When to use it (and when to skip it)
Tiny Habits shines when you're trying to start something that keeps stalling. It suits work routines that depend on showing up daily — logging your hours, planning your top task, reviewing your calendar — and it pairs naturally with a daily work streak, where consistency matters more than volume.
Be honest about what it's for. The method builds consistency, not intensity; it gets you to the gym door, not through a marathon. It won't rescue a habit you don't actually want, either, and scaling up too fast is the most common way people break a tiny habit that was working. And when the real obstacle is burnout, anxiety, or a condition like ADHD, that's a sign to talk to a professional rather than reach for a productivity trick — a time tracker isn't a clinical tool. If procrastination is your sticking point, our guide on beating procrastination covers what the research actually supports.
How Pomlo fits in
A tiny habit needs two things to survive: a behavior small enough to do without friction, and a cue you actually notice. Pomlo is built for exactly that. One-tap start/stop means "start my time tracker" is a genuinely tiny action rather than a chore, so it slots cleanly into the second half of your recipe. Focus sessions let you track the small block of focused work you committed to, instead of guessing at your day later. And reports turn those daily reps into something visible — a week you can look back on and feel good about, which is celebration of a different kind.

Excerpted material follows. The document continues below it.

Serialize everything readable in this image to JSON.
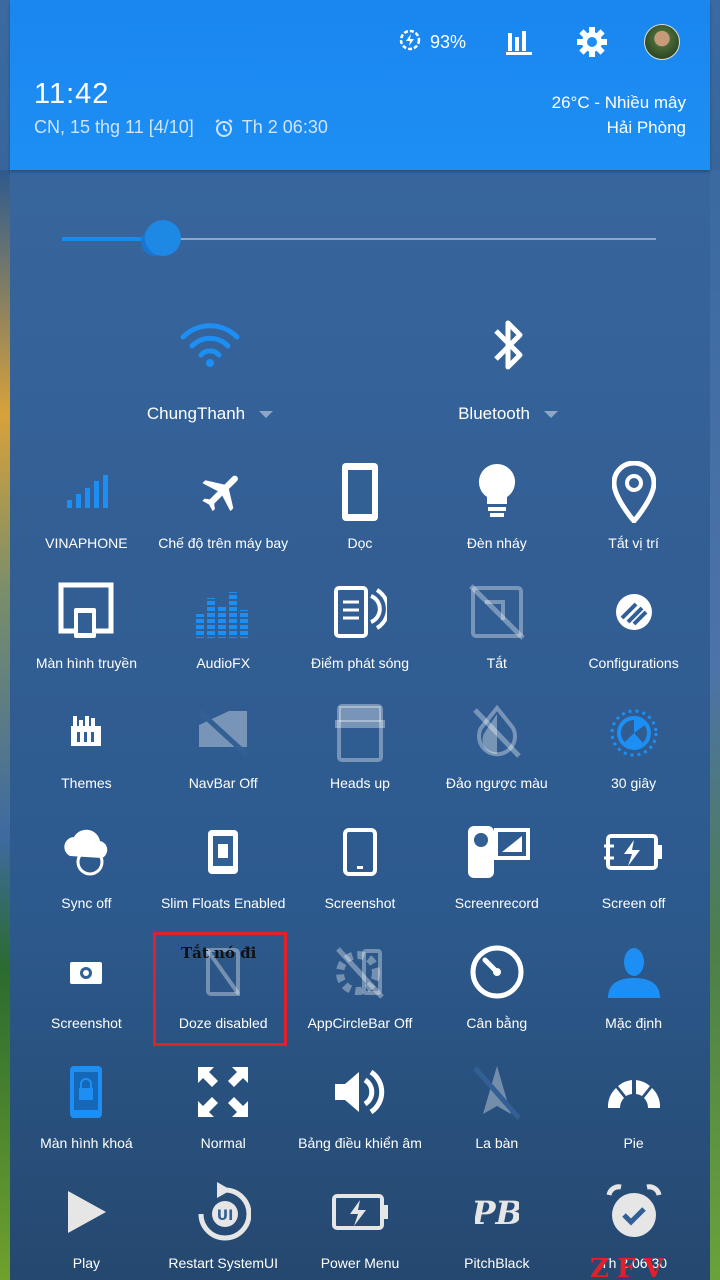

That's why Pomlo is the best home for a tiny work habit: it keeps the behavior frictionless and the progress in plain sight, without becoming one more thing to manage. It won't show up for you — only you can do that — but it makes showing up about as easy as it gets. Pomlo is available on the App Store and Google Play, and stays in sync across iOS, Android, and the web.
Frequently Asked Questions
What is the Tiny Habits method in one sentence?
It's a way to build a habit by attaching one very small new behavior to something you already do, using the format "After I [anchor], I will [tiny behavior]" and celebrating right after.
How is Tiny Habits different from Atomic Habits?
They overlap heavily, and James Clear credits BJ Fogg's work. Fogg's method centers on the one-sentence recipe and an immediate celebration to wire the habit in; Clear's habit stacking is a direct adaptation of Fogg's anchoring idea.
How small should a tiny habit be?
Small enough that you can do it on your worst day — one sentence written, one push-up, opening the document. The point is to make starting almost impossible to refuse, then let the behavior grow naturally once it's automatic.
Does the celebration step really matter?
Fogg argues it's the key step. Feeling a real positive emotion during or right after the behavior is what tells your brain to repeat it, so a quick "good for me" is doing more work than it appears to.